Sonhaste com tal episódio? Leste-o algures? Imaginaste-o em Amsterdam?
Aguardo as cenas dos próximos episódios
"- Mas és feliz?
- Sou. Mais do que isto não sei se poderei ser.
(...)
- Feliz sim, mas não completa
(...)
- É por isso que ando triste."
how relevant are SMALL things?
Não sei se isso é uma crítica, do género "estás a ser incoerente", ou se estás a tentar mostrar que realmente entendeste o diálogo.
Como resposta, para além de agradecer o comentário e a crítica, diria que essa aparente incoerência faz parte da lógica mental de uma pessoa confusa.
E, estando já a dizer muito mais do que devia, porque cada um - como se vê pela diversidade dos comentários - realmente interpreta as palavras escritas à sua maneira própria, acrescento que essa aparente confusão da personagem feminina está na sua cabeça, sim, mas não na do autor do texto (eu).
Dito isto, a interpretação volta a ser livre e as pequenas coisas mantêm-se relevantes.

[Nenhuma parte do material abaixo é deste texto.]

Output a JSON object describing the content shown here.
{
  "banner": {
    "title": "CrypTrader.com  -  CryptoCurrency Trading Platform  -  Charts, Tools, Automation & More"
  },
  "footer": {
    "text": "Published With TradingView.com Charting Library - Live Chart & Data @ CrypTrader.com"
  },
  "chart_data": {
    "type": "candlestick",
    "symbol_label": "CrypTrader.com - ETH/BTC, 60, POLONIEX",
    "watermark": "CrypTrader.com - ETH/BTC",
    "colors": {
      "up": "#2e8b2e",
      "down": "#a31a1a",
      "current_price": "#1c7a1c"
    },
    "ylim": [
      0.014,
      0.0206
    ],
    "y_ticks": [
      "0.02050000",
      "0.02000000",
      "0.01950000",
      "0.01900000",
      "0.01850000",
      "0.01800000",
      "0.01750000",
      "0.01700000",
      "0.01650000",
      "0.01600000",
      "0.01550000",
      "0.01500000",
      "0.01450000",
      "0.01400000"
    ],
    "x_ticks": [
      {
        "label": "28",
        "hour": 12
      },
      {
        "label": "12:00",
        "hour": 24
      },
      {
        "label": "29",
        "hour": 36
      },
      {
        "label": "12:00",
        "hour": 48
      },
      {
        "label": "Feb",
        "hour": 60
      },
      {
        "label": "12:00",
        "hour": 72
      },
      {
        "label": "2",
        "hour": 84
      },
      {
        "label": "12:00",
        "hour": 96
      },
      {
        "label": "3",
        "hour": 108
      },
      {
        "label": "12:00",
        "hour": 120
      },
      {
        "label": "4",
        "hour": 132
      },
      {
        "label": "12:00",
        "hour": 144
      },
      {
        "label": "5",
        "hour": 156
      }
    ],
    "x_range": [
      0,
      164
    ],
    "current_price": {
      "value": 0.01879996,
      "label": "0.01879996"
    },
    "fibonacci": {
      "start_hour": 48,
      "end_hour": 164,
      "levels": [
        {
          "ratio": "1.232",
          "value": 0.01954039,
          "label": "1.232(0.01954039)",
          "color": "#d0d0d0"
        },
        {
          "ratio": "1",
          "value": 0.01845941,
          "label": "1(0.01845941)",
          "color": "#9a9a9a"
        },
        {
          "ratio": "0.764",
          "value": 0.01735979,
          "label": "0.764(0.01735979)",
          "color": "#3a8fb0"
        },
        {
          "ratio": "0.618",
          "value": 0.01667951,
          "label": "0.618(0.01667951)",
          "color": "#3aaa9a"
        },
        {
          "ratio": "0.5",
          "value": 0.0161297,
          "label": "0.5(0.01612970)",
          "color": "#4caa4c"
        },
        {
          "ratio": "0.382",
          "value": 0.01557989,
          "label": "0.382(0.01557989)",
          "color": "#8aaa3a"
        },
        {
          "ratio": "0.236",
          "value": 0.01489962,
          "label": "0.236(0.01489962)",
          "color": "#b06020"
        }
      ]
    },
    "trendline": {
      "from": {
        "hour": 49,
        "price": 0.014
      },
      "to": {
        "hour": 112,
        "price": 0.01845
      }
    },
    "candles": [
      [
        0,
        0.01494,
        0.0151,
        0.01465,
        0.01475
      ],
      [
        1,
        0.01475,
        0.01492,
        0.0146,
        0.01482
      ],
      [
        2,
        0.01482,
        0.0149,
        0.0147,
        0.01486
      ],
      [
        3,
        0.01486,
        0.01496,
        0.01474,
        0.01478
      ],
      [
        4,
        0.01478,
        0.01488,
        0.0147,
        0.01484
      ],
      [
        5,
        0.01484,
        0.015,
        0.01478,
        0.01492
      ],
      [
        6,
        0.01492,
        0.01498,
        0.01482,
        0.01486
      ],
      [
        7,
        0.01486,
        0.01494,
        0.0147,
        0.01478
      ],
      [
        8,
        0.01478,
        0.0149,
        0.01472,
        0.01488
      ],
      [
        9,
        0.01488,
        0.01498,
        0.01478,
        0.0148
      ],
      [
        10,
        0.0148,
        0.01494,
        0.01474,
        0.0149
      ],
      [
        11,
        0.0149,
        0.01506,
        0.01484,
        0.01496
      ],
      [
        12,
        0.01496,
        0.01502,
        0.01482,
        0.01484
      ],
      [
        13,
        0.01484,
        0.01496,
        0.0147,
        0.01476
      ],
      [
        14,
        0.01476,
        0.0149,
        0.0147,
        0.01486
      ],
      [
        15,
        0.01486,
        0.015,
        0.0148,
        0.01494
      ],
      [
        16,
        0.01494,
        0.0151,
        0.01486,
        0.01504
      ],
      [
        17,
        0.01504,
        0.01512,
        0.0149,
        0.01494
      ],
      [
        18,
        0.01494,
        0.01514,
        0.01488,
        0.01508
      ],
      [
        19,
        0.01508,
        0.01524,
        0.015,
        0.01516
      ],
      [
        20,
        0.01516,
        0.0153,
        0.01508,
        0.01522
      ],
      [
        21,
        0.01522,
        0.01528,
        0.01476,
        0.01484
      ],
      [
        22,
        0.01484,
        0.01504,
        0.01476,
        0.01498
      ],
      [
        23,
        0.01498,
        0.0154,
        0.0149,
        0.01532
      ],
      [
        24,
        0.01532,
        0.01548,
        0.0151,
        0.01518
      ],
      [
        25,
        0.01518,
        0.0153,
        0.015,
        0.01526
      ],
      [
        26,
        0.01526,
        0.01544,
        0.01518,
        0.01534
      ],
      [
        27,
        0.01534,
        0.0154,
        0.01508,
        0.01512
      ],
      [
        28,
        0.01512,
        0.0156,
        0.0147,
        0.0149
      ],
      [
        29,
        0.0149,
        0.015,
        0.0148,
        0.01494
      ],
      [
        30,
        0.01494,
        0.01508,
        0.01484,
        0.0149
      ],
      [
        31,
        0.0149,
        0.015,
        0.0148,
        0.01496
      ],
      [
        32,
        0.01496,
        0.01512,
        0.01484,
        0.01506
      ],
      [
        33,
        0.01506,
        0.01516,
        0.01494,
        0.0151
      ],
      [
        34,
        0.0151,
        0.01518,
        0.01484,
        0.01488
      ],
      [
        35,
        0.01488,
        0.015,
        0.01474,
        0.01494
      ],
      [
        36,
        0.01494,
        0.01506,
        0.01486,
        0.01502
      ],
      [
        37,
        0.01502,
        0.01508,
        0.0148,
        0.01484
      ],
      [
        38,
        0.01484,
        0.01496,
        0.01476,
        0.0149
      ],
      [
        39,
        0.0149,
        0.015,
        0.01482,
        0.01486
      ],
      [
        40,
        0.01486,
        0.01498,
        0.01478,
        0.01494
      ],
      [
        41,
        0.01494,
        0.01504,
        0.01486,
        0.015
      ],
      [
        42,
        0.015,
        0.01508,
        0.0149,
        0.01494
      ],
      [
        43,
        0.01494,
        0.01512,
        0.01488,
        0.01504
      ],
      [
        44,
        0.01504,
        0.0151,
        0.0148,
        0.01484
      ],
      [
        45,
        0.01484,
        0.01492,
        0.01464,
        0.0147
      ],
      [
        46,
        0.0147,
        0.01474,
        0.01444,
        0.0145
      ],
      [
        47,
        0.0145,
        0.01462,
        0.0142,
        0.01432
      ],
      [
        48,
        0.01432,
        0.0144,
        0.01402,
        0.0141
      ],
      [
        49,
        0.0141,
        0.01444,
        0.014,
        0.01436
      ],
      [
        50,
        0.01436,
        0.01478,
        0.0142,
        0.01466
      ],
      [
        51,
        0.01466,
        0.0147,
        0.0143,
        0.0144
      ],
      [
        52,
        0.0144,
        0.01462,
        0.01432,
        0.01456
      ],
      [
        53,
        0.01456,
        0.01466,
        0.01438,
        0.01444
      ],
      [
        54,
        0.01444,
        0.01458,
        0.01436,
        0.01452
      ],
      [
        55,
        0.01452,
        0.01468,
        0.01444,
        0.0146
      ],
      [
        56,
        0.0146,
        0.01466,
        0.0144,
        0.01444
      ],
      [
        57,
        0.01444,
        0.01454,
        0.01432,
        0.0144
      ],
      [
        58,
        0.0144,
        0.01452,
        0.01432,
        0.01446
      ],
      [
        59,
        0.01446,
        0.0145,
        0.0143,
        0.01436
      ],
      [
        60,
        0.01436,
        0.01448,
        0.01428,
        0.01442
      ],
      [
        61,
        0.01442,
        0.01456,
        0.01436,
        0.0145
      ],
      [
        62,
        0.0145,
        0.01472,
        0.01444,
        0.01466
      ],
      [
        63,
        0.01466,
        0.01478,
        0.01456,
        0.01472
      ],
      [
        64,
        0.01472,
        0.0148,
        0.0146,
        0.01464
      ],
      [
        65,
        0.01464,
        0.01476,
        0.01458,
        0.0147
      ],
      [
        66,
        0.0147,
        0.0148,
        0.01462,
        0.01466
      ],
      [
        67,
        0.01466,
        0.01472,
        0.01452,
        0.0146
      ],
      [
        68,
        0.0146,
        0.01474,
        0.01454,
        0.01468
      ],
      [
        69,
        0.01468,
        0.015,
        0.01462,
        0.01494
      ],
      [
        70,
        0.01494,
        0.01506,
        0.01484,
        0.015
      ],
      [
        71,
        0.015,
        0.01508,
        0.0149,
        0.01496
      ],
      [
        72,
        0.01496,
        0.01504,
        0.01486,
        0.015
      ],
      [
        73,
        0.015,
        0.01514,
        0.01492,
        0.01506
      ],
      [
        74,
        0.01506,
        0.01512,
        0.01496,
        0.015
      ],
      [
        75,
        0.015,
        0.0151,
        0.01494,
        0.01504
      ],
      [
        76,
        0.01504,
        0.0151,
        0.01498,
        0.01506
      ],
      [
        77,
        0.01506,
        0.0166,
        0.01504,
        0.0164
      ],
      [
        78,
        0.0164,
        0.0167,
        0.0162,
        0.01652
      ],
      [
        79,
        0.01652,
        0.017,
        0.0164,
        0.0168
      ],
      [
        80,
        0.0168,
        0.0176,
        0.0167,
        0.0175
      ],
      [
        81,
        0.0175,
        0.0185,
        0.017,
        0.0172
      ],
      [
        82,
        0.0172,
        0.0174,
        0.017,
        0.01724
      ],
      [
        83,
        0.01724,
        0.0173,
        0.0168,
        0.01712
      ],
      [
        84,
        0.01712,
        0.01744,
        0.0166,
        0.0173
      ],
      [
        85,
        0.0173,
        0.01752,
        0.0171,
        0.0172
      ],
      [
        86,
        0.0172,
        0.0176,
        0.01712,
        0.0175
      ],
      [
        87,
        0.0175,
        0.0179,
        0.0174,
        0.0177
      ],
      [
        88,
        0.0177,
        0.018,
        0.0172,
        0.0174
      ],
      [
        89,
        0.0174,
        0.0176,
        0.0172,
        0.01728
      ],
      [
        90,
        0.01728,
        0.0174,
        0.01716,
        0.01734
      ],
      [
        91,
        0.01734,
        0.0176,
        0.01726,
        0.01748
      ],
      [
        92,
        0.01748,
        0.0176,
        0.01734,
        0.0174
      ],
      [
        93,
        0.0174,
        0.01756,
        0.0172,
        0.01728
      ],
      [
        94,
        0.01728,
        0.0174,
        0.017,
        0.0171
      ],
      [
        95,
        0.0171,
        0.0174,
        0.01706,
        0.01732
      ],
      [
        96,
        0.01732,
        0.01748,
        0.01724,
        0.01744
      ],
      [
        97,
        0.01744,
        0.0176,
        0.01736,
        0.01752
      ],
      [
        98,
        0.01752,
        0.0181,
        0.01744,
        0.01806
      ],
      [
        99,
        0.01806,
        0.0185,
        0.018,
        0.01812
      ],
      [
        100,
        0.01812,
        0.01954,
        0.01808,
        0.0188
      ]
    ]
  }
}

“-Conheço Larry desde criança - replicou Isabel. (...)
- Às vezes, ele lembra-me um grande actor. (...)
- Percebo o que quer dizer. A gente está a divertir-se e pensa que Larry é como um de nós – mas de repente sente que ele foge, como um rolo de fumo que tentamos capturar com as mãos. Que será que o torna assim esquisito?
- Talvez uma coisa tão corriqueira, que a gente nem mesmo dela se apercebe.
- Por exemplo?...
- Pois bem, a bondade talvez.
- Gostaria que não me dissesse essas coisas. Sinto uma sensação desagradável na boca do estômago.
- Ou será uma dorzinha no fundo do coração? (...)
- Está muito apaixonada por Larry?
- Vá para o inferno! Nunca amei outro homem na minha vida.
- Então porque se casou com Gray?
- Tinha de me casar com alguém. Ele estava louco por mim (...). Gostava de Gray; ainda gosto muito dele. Não imagina como é meigo; não há ninguém mais bondoso e delicado. Dá a impresão de ter um génio violentíssimo, não é verdade? Pois comigo foi sempre angelical. Quando tínhamos dinheiro, queria que eu manifestasse desejos para ter o prazer de satisfazê-los. Certa vez, disse que seria divertido ter um iate, para darmos a volta ao Mundo. (...)
- Parece impossível que tal perfeição exista – murmurei.
- Divertimo-nos imenso. Sempre lhe ficarei grata por isso. Fui muito feliz com ele.
(...) Mas não o amava realmente, mas a gente pode muito bem passar sem amor. No fundo do coração, suspirava por Larry, mas enquanto ele estava longe, isso não me preocupava.
- Se é para si um sofrimento ver Larry, não seria mais acertado deixar de vê-lo?
- Mas é um sofrimento delicioso. Além do mais, sabe como ele é. A qualquer momento pode desaparecer, como a sombra do sol quando se esconde. (...)
- Nunca pensou em se divorciar de Gray?
- Não tenho motivos para me divorciar dele.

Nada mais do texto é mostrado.